Hey mjb, in the OP's post, he says he's not planning on mixing it. Just recording it and sending it away. I disagree that this is completely useless, but that's just me. It at least gives an idea of whether or not it is usable, and I think to a good mix engineer with a good monitoring environment and skill, this should do ok. Nothing's perfect, especially at home in a shed, but surely if this track sounded like he was using a terribly out of tune guitar, in a 5x5 untreated shed, with a tape recorder and dogs barking in the background, one could safely say it is not up to snuff, even for the utmost professional mix engineer.

Oz, the only thing that jumped out slightly to me was a twanginess or just rather "metallic" sound of the string attack. Perhaps this is the way your guitar actually sounds though. As far as the clarity, quality, sound of the room, I think you're doing ok. It's not overly treated and muffled sounding and it's also not overly bass-resonant or boomy/open sounding like you'd get in a completely untreated room. So you're in good shape imo. Surely, it could sound better (what can't?), but you're only limited with the gear, mics, and room you have to work with.

Good luck on the album!
 
Recording Master - I understand he is not planning on doing the mixing himself, but you can't tell everything about the tracking room from 1 track, 1 instrument.
 
Thanks for the replies guys. I'll record a few more tracks and different instruments and post them in the mixing clinic when I get them done, thanks again!
 
If I was sent that track to be mixed with others I'd be fine with it--there's nothing there that would prevent good results.

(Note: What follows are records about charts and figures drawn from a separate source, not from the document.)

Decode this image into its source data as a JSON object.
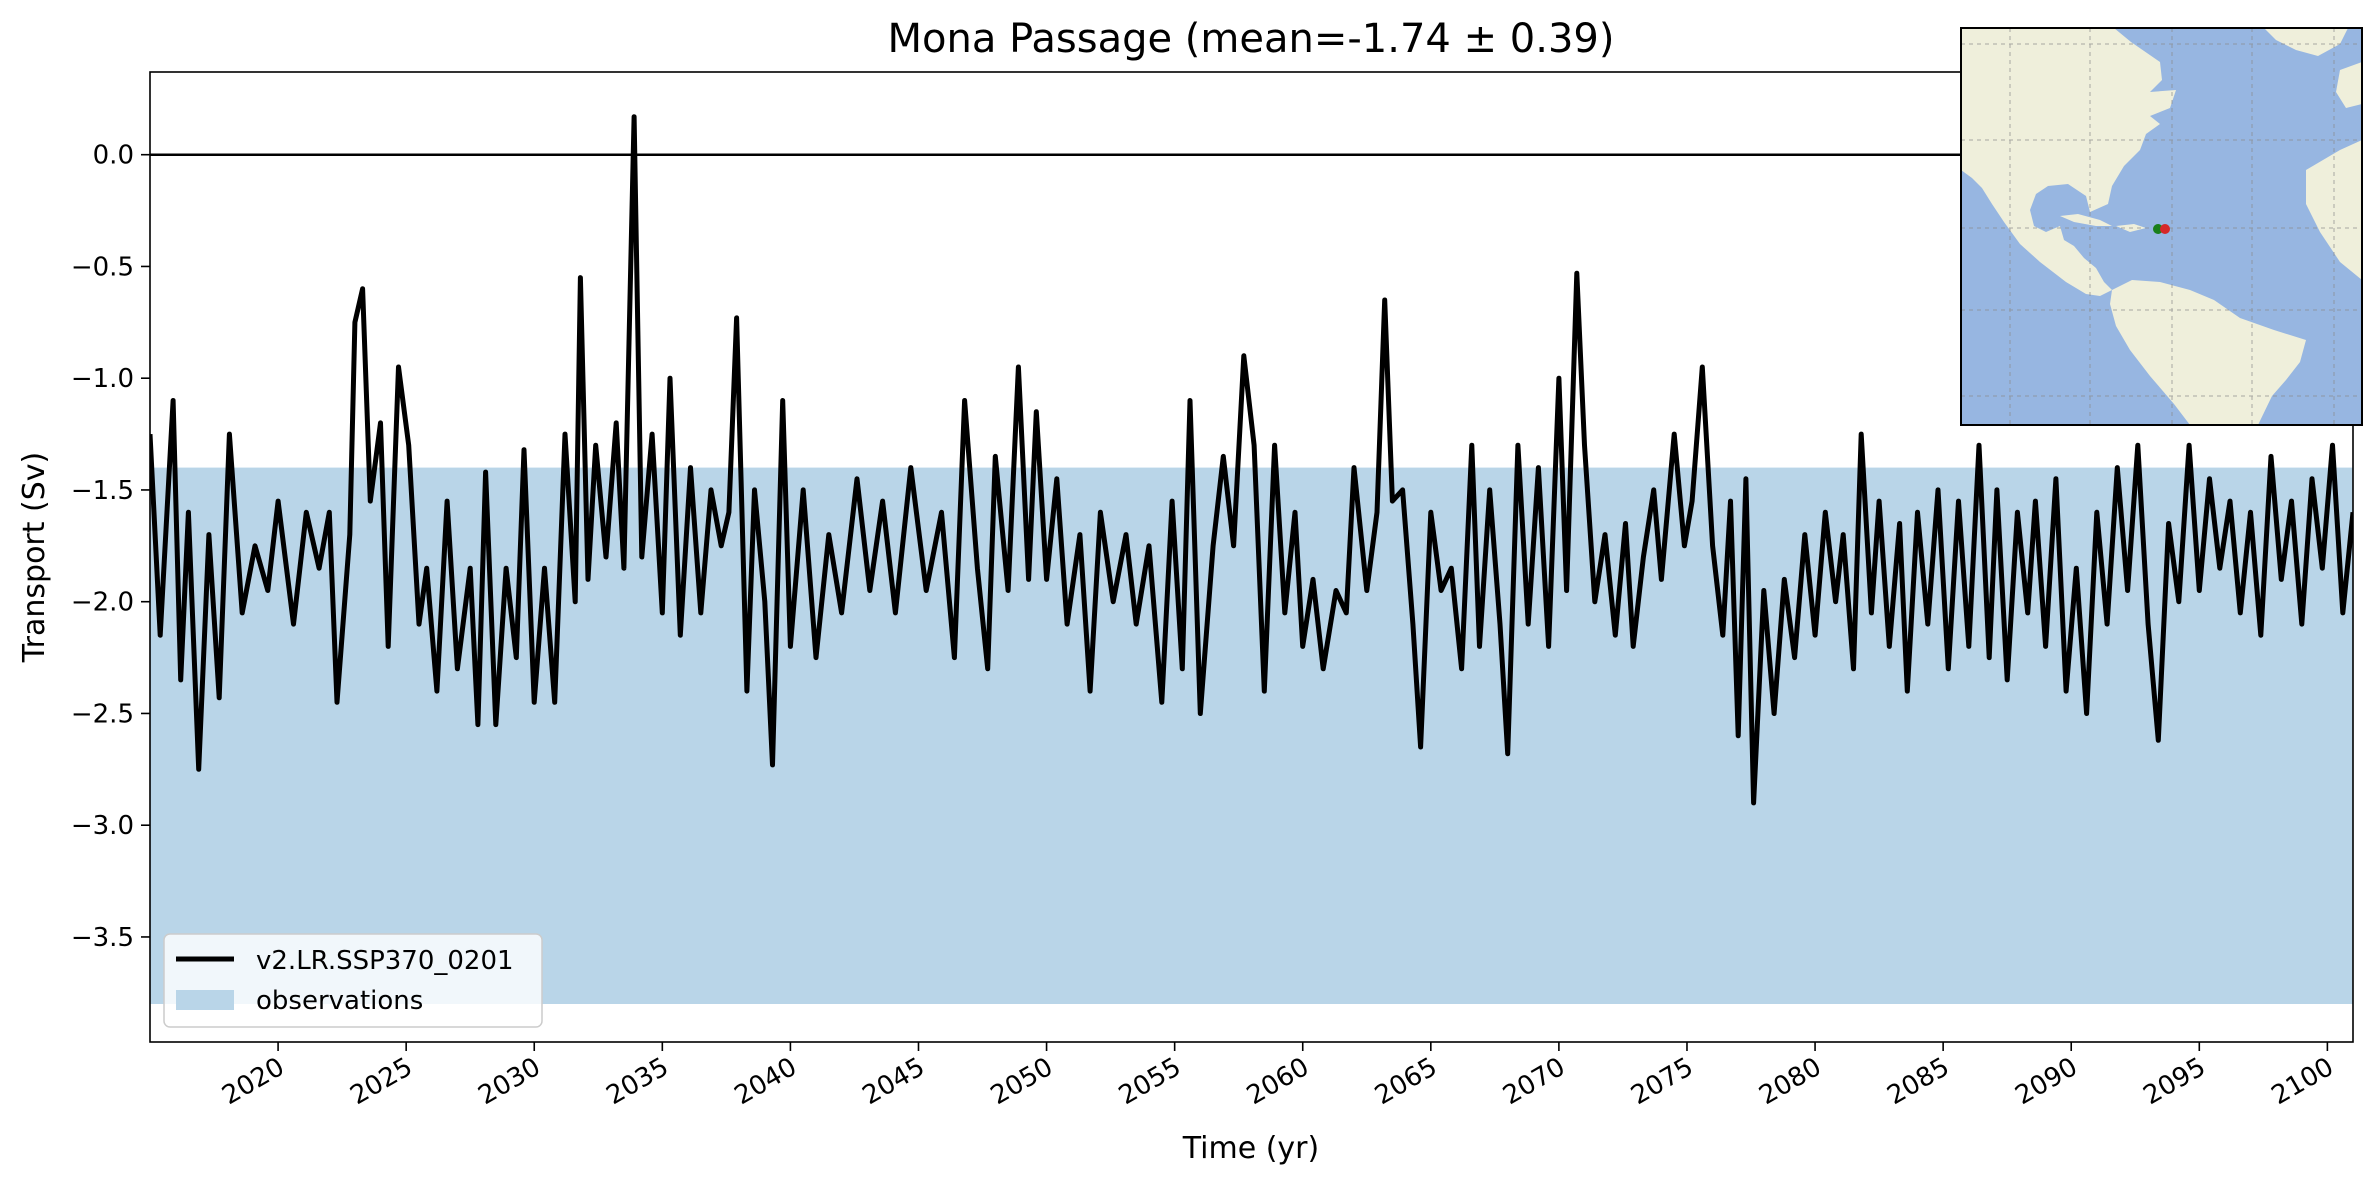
{
  "chart_data": {
    "type": "line",
    "title": "Mona Passage (mean=-1.74 ± 0.39)",
    "xlabel": "Time (yr)",
    "ylabel": "Transport (Sv)",
    "xlim": [
      2015,
      2101
    ],
    "ylim": [
      -3.97,
      0.37
    ],
    "x_ticks": [
      2020,
      2025,
      2030,
      2035,
      2040,
      2045,
      2050,
      2055,
      2060,
      2065,
      2070,
      2075,
      2080,
      2085,
      2090,
      2095,
      2100
    ],
    "x_tick_labels": [
      "2020",
      "2025",
      "2030",
      "2035",
      "2040",
      "2045",
      "2050",
      "2055",
      "2060",
      "2065",
      "2070",
      "2075",
      "2080",
      "2085",
      "2090",
      "2095",
      "2100"
    ],
    "y_ticks": [
      0.0,
      -0.5,
      -1.0,
      -1.5,
      -2.0,
      -2.5,
      -3.0,
      -3.5
    ],
    "y_tick_labels": [
      "0.0",
      "−0.5",
      "−1.0",
      "−1.5",
      "−2.0",
      "−2.5",
      "−3.0",
      "−3.5"
    ],
    "reference_line": 0.0,
    "observations_band": {
      "name": "observations",
      "lower": -3.8,
      "upper": -1.4,
      "color": "#b9d5e8"
    },
    "series": [
      {
        "name": "v2.LR.SSP370_0201",
        "color": "#000000",
        "points": [
          [
            2015.0,
            -1.25
          ],
          [
            2015.4,
            -2.15
          ],
          [
            2015.9,
            -1.1
          ],
          [
            2016.2,
            -2.35
          ],
          [
            2016.5,
            -1.6
          ],
          [
            2016.9,
            -2.75
          ],
          [
            2017.3,
            -1.7
          ],
          [
            2017.7,
            -2.43
          ],
          [
            2018.1,
            -1.25
          ],
          [
            2018.6,
            -2.05
          ],
          [
            2019.1,
            -1.75
          ],
          [
            2019.6,
            -1.95
          ],
          [
            2020.0,
            -1.55
          ],
          [
            2020.6,
            -2.1
          ],
          [
            2021.1,
            -1.6
          ],
          [
            2021.6,
            -1.85
          ],
          [
            2022.0,
            -1.6
          ],
          [
            2022.3,
            -2.45
          ],
          [
            2022.8,
            -1.7
          ],
          [
            2023.0,
            -0.75
          ],
          [
            2023.3,
            -0.6
          ],
          [
            2023.6,
            -1.55
          ],
          [
            2024.0,
            -1.2
          ],
          [
            2024.3,
            -2.2
          ],
          [
            2024.7,
            -0.95
          ],
          [
            2025.1,
            -1.3
          ],
          [
            2025.5,
            -2.1
          ],
          [
            2025.8,
            -1.85
          ],
          [
            2026.2,
            -2.4
          ],
          [
            2026.6,
            -1.55
          ],
          [
            2027.0,
            -2.3
          ],
          [
            2027.5,
            -1.85
          ],
          [
            2027.8,
            -2.55
          ],
          [
            2028.1,
            -1.42
          ],
          [
            2028.5,
            -2.55
          ],
          [
            2028.9,
            -1.85
          ],
          [
            2029.3,
            -2.25
          ],
          [
            2029.6,
            -1.32
          ],
          [
            2030.0,
            -2.45
          ],
          [
            2030.4,
            -1.85
          ],
          [
            2030.8,
            -2.45
          ],
          [
            2031.2,
            -1.25
          ],
          [
            2031.6,
            -2.0
          ],
          [
            2031.8,
            -0.55
          ],
          [
            2032.1,
            -1.9
          ],
          [
            2032.4,
            -1.3
          ],
          [
            2032.8,
            -1.8
          ],
          [
            2033.2,
            -1.2
          ],
          [
            2033.5,
            -1.85
          ],
          [
            2033.9,
            0.17
          ],
          [
            2034.2,
            -1.8
          ],
          [
            2034.6,
            -1.25
          ],
          [
            2035.0,
            -2.05
          ],
          [
            2035.3,
            -1.0
          ],
          [
            2035.7,
            -2.15
          ],
          [
            2036.1,
            -1.4
          ],
          [
            2036.5,
            -2.05
          ],
          [
            2036.9,
            -1.5
          ],
          [
            2037.3,
            -1.75
          ],
          [
            2037.6,
            -1.6
          ],
          [
            2037.9,
            -0.73
          ],
          [
            2038.3,
            -2.4
          ],
          [
            2038.6,
            -1.5
          ],
          [
            2039.0,
            -2.0
          ],
          [
            2039.3,
            -2.73
          ],
          [
            2039.7,
            -1.1
          ],
          [
            2040.0,
            -2.2
          ],
          [
            2040.5,
            -1.5
          ],
          [
            2041.0,
            -2.25
          ],
          [
            2041.5,
            -1.7
          ],
          [
            2042.0,
            -2.05
          ],
          [
            2042.6,
            -1.45
          ],
          [
            2043.1,
            -1.95
          ],
          [
            2043.6,
            -1.55
          ],
          [
            2044.1,
            -2.05
          ],
          [
            2044.7,
            -1.4
          ],
          [
            2045.3,
            -1.95
          ],
          [
            2045.9,
            -1.6
          ],
          [
            2046.4,
            -2.25
          ],
          [
            2046.8,
            -1.1
          ],
          [
            2047.3,
            -1.85
          ],
          [
            2047.7,
            -2.3
          ],
          [
            2048.0,
            -1.35
          ],
          [
            2048.5,
            -1.95
          ],
          [
            2048.9,
            -0.95
          ],
          [
            2049.3,
            -1.9
          ],
          [
            2049.6,
            -1.15
          ],
          [
            2050.0,
            -1.9
          ],
          [
            2050.4,
            -1.45
          ],
          [
            2050.8,
            -2.1
          ],
          [
            2051.3,
            -1.7
          ],
          [
            2051.7,
            -2.4
          ],
          [
            2052.1,
            -1.6
          ],
          [
            2052.6,
            -2.0
          ],
          [
            2053.1,
            -1.7
          ],
          [
            2053.5,
            -2.1
          ],
          [
            2054.0,
            -1.75
          ],
          [
            2054.5,
            -2.45
          ],
          [
            2054.9,
            -1.55
          ],
          [
            2055.3,
            -2.3
          ],
          [
            2055.6,
            -1.1
          ],
          [
            2056.0,
            -2.5
          ],
          [
            2056.5,
            -1.75
          ],
          [
            2056.9,
            -1.35
          ],
          [
            2057.3,
            -1.75
          ],
          [
            2057.7,
            -0.9
          ],
          [
            2058.1,
            -1.3
          ],
          [
            2058.5,
            -2.4
          ],
          [
            2058.9,
            -1.3
          ],
          [
            2059.3,
            -2.05
          ],
          [
            2059.7,
            -1.6
          ],
          [
            2060.0,
            -2.2
          ],
          [
            2060.4,
            -1.9
          ],
          [
            2060.8,
            -2.3
          ],
          [
            2061.3,
            -1.95
          ],
          [
            2061.7,
            -2.05
          ],
          [
            2062.0,
            -1.4
          ],
          [
            2062.5,
            -1.95
          ],
          [
            2062.9,
            -1.6
          ],
          [
            2063.2,
            -0.65
          ],
          [
            2063.5,
            -1.55
          ],
          [
            2063.9,
            -1.5
          ],
          [
            2064.3,
            -2.1
          ],
          [
            2064.6,
            -2.65
          ],
          [
            2065.0,
            -1.6
          ],
          [
            2065.4,
            -1.95
          ],
          [
            2065.8,
            -1.85
          ],
          [
            2066.2,
            -2.3
          ],
          [
            2066.6,
            -1.3
          ],
          [
            2066.9,
            -2.2
          ],
          [
            2067.3,
            -1.5
          ],
          [
            2067.7,
            -2.1
          ],
          [
            2068.0,
            -2.68
          ],
          [
            2068.4,
            -1.3
          ],
          [
            2068.8,
            -2.1
          ],
          [
            2069.2,
            -1.4
          ],
          [
            2069.6,
            -2.2
          ],
          [
            2070.0,
            -1.0
          ],
          [
            2070.3,
            -1.95
          ],
          [
            2070.7,
            -0.53
          ],
          [
            2071.0,
            -1.3
          ],
          [
            2071.4,
            -2.0
          ],
          [
            2071.8,
            -1.7
          ],
          [
            2072.2,
            -2.15
          ],
          [
            2072.6,
            -1.65
          ],
          [
            2072.9,
            -2.2
          ],
          [
            2073.3,
            -1.8
          ],
          [
            2073.7,
            -1.5
          ],
          [
            2074.0,
            -1.9
          ],
          [
            2074.5,
            -1.25
          ],
          [
            2074.9,
            -1.75
          ],
          [
            2075.2,
            -1.55
          ],
          [
            2075.6,
            -0.95
          ],
          [
            2076.0,
            -1.75
          ],
          [
            2076.4,
            -2.15
          ],
          [
            2076.7,
            -1.55
          ],
          [
            2077.0,
            -2.6
          ],
          [
            2077.3,
            -1.45
          ],
          [
            2077.6,
            -2.9
          ],
          [
            2078.0,
            -1.95
          ],
          [
            2078.4,
            -2.5
          ],
          [
            2078.8,
            -1.9
          ],
          [
            2079.2,
            -2.25
          ],
          [
            2079.6,
            -1.7
          ],
          [
            2080.0,
            -2.15
          ],
          [
            2080.4,
            -1.6
          ],
          [
            2080.8,
            -2.0
          ],
          [
            2081.1,
            -1.7
          ],
          [
            2081.5,
            -2.3
          ],
          [
            2081.8,
            -1.25
          ],
          [
            2082.2,
            -2.05
          ],
          [
            2082.5,
            -1.55
          ],
          [
            2082.9,
            -2.2
          ],
          [
            2083.3,
            -1.65
          ],
          [
            2083.6,
            -2.4
          ],
          [
            2084.0,
            -1.6
          ],
          [
            2084.4,
            -2.1
          ],
          [
            2084.8,
            -1.5
          ],
          [
            2085.2,
            -2.3
          ],
          [
            2085.6,
            -1.55
          ],
          [
            2086.0,
            -2.2
          ],
          [
            2086.4,
            -1.3
          ],
          [
            2086.8,
            -2.25
          ],
          [
            2087.1,
            -1.5
          ],
          [
            2087.5,
            -2.35
          ],
          [
            2087.9,
            -1.6
          ],
          [
            2088.3,
            -2.05
          ],
          [
            2088.6,
            -1.55
          ],
          [
            2089.0,
            -2.2
          ],
          [
            2089.4,
            -1.45
          ],
          [
            2089.8,
            -2.4
          ],
          [
            2090.2,
            -1.85
          ],
          [
            2090.6,
            -2.5
          ],
          [
            2091.0,
            -1.6
          ],
          [
            2091.4,
            -2.1
          ],
          [
            2091.8,
            -1.4
          ],
          [
            2092.2,
            -1.95
          ],
          [
            2092.6,
            -1.3
          ],
          [
            2093.0,
            -2.1
          ],
          [
            2093.4,
            -2.62
          ],
          [
            2093.8,
            -1.65
          ],
          [
            2094.2,
            -2.0
          ],
          [
            2094.6,
            -1.3
          ],
          [
            2095.0,
            -1.95
          ],
          [
            2095.4,
            -1.45
          ],
          [
            2095.8,
            -1.85
          ],
          [
            2096.2,
            -1.55
          ],
          [
            2096.6,
            -2.05
          ],
          [
            2097.0,
            -1.6
          ],
          [
            2097.4,
            -2.15
          ],
          [
            2097.8,
            -1.35
          ],
          [
            2098.2,
            -1.9
          ],
          [
            2098.6,
            -1.55
          ],
          [
            2099.0,
            -2.1
          ],
          [
            2099.4,
            -1.45
          ],
          [
            2099.8,
            -1.85
          ],
          [
            2100.2,
            -1.3
          ],
          [
            2100.6,
            -2.05
          ],
          [
            2101.0,
            -1.6
          ]
        ]
      }
    ],
    "legend": {
      "placement": "lower-left",
      "entries": [
        "v2.LR.SSP370_0201",
        "observations"
      ]
    },
    "inset_map": {
      "placement": "top-right",
      "ocean_color": "#97b6e1",
      "land_color": "#efefdb",
      "markers": [
        {
          "lon": -68.3,
          "lat": 18.3,
          "color": "#1a7f1a"
        },
        {
          "lon": -67.2,
          "lat": 18.3,
          "color": "#d62728"
        }
      ]
    }
  }
}
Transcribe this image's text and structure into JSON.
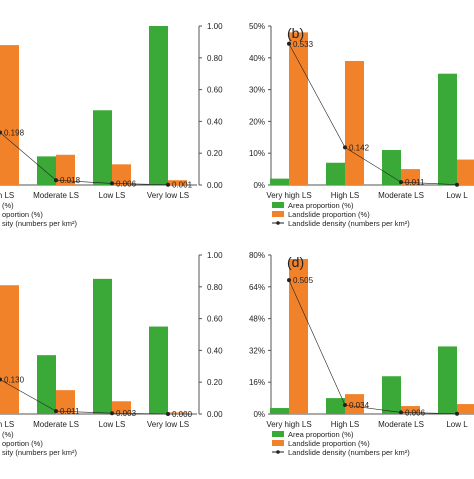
{
  "colors": {
    "area": "#3aa938",
    "landslide": "#f2822a",
    "density": "#222222",
    "axis": "#555555"
  },
  "chart_data": [
    {
      "type": "bar",
      "panel": "a",
      "panel_label": "",
      "categories": [
        "High LS",
        "Moderate LS",
        "Low LS",
        "Very low LS"
      ],
      "series": [
        {
          "name": "",
          "values": [
            0.02,
            0.18,
            0.47,
            1.0
          ]
        },
        {
          "name": "",
          "values": [
            0.88,
            0.19,
            0.13,
            0.03
          ]
        }
      ],
      "density": {
        "values": [
          0.198,
          0.018,
          0.006,
          0.001
        ],
        "labels": [
          "0.198",
          "0.018",
          "0.006",
          "0.001"
        ]
      },
      "ylim": [
        0,
        1.0
      ],
      "left_ticks": [],
      "right_ticks": [
        "0.00",
        "0.20",
        "0.40",
        "0.60",
        "0.80",
        "1.00"
      ],
      "legend_lines": [
        "(%)",
        "oportion (%)",
        "sity (numbers per km²)"
      ]
    },
    {
      "type": "bar",
      "panel": "b",
      "panel_label": "(b)",
      "categories": [
        "Very high LS",
        "High LS",
        "Moderate LS",
        "Low L"
      ],
      "series": [
        {
          "name": "Area proportion (%)",
          "values": [
            2,
            7,
            11,
            35
          ]
        },
        {
          "name": "Landslide proportion (%)",
          "values": [
            48,
            39,
            5,
            8
          ]
        }
      ],
      "density": {
        "values": [
          0.533,
          0.142,
          0.011,
          0.001
        ],
        "labels": [
          "0.533",
          "0.142",
          "0.011",
          ""
        ]
      },
      "ylim": [
        0,
        50
      ],
      "left_ticks": [
        "0%",
        "10%",
        "20%",
        "30%",
        "40%",
        "50%"
      ],
      "right_ticks": [],
      "legend_lines": [
        "Area proportion (%)",
        "Landslide proportion (%)",
        "Landslide density (numbers per km²)"
      ]
    },
    {
      "type": "bar",
      "panel": "c",
      "panel_label": "",
      "categories": [
        "High LS",
        "Moderate LS",
        "Low LS",
        "Very low LS"
      ],
      "series": [
        {
          "name": "",
          "values": [
            0.02,
            0.37,
            0.85,
            0.55
          ]
        },
        {
          "name": "",
          "values": [
            0.81,
            0.15,
            0.08,
            0.01
          ]
        }
      ],
      "density": {
        "values": [
          0.13,
          0.011,
          0.003,
          0.0
        ],
        "labels": [
          "0.130",
          "0.011",
          "0.003",
          "0.000"
        ]
      },
      "ylim": [
        0,
        1.0
      ],
      "left_ticks": [],
      "right_ticks": [
        "0.00",
        "0.20",
        "0.40",
        "0.60",
        "0.80",
        "1.00"
      ],
      "legend_lines": [
        "(%)",
        "oportion (%)",
        "sity (numbers per km²)"
      ]
    },
    {
      "type": "bar",
      "panel": "d",
      "panel_label": "(d)",
      "categories": [
        "Very high LS",
        "High LS",
        "Moderate LS",
        "Low L"
      ],
      "series": [
        {
          "name": "Area proportion (%)",
          "values": [
            3,
            8,
            19,
            34
          ]
        },
        {
          "name": "Landslide proportion (%)",
          "values": [
            78,
            10,
            4,
            5
          ]
        }
      ],
      "density": {
        "values": [
          0.505,
          0.034,
          0.006,
          0.001
        ],
        "labels": [
          "0.505",
          "0.034",
          "0.006",
          ""
        ]
      },
      "ylim": [
        0,
        80
      ],
      "left_ticks": [
        "0%",
        "16%",
        "32%",
        "48%",
        "64%",
        "80%"
      ],
      "right_ticks": [],
      "legend_lines": [
        "Area proportion (%)",
        "Landslide proportion (%)",
        "Landslide density (numbers per km²)"
      ]
    }
  ]
}
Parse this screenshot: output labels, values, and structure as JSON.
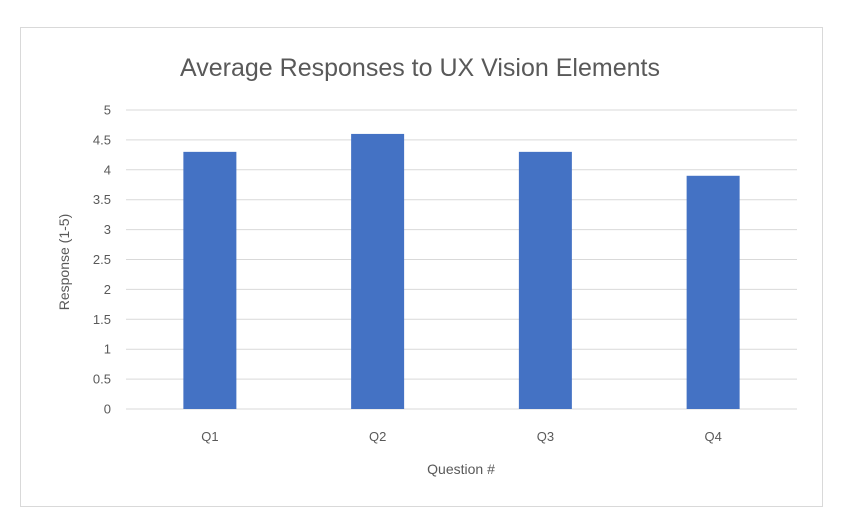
{
  "chart_data": {
    "type": "bar",
    "title": "Average Responses to UX Vision Elements",
    "xlabel": "Question #",
    "ylabel": "Response (1-5)",
    "categories": [
      "Q1",
      "Q2",
      "Q3",
      "Q4"
    ],
    "values": [
      4.3,
      4.6,
      4.3,
      3.9
    ],
    "ylim": [
      0,
      5
    ],
    "yticks": [
      "0",
      "0.5",
      "1",
      "1.5",
      "2",
      "2.5",
      "3",
      "3.5",
      "4",
      "4.5",
      "5"
    ],
    "grid": true,
    "legend": "none",
    "bar_color": "#4472c4",
    "grid_color": "#d9d9d9"
  }
}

I have a personal preference for stereo miking on an acoustic guitar but that's a matter of taste.
 
Thanks guys,
I ended up posting in the mixing forum aswell, but for those that didn't see it, I tracked a ton more guitar tracks using those setups, and got down to doing some editing and mixing and there was phasing problems everywhere when its in mono, so I've got a matched pair of rode nt-5's on the way and will xy it. I record myself 'hit record, walk into the next room, sit down infront of the mic's and play, rinse and repeat' style so its impossible to set the mics and my playing position to avoid phasing all day long. thanks again for all your input, much appreciated!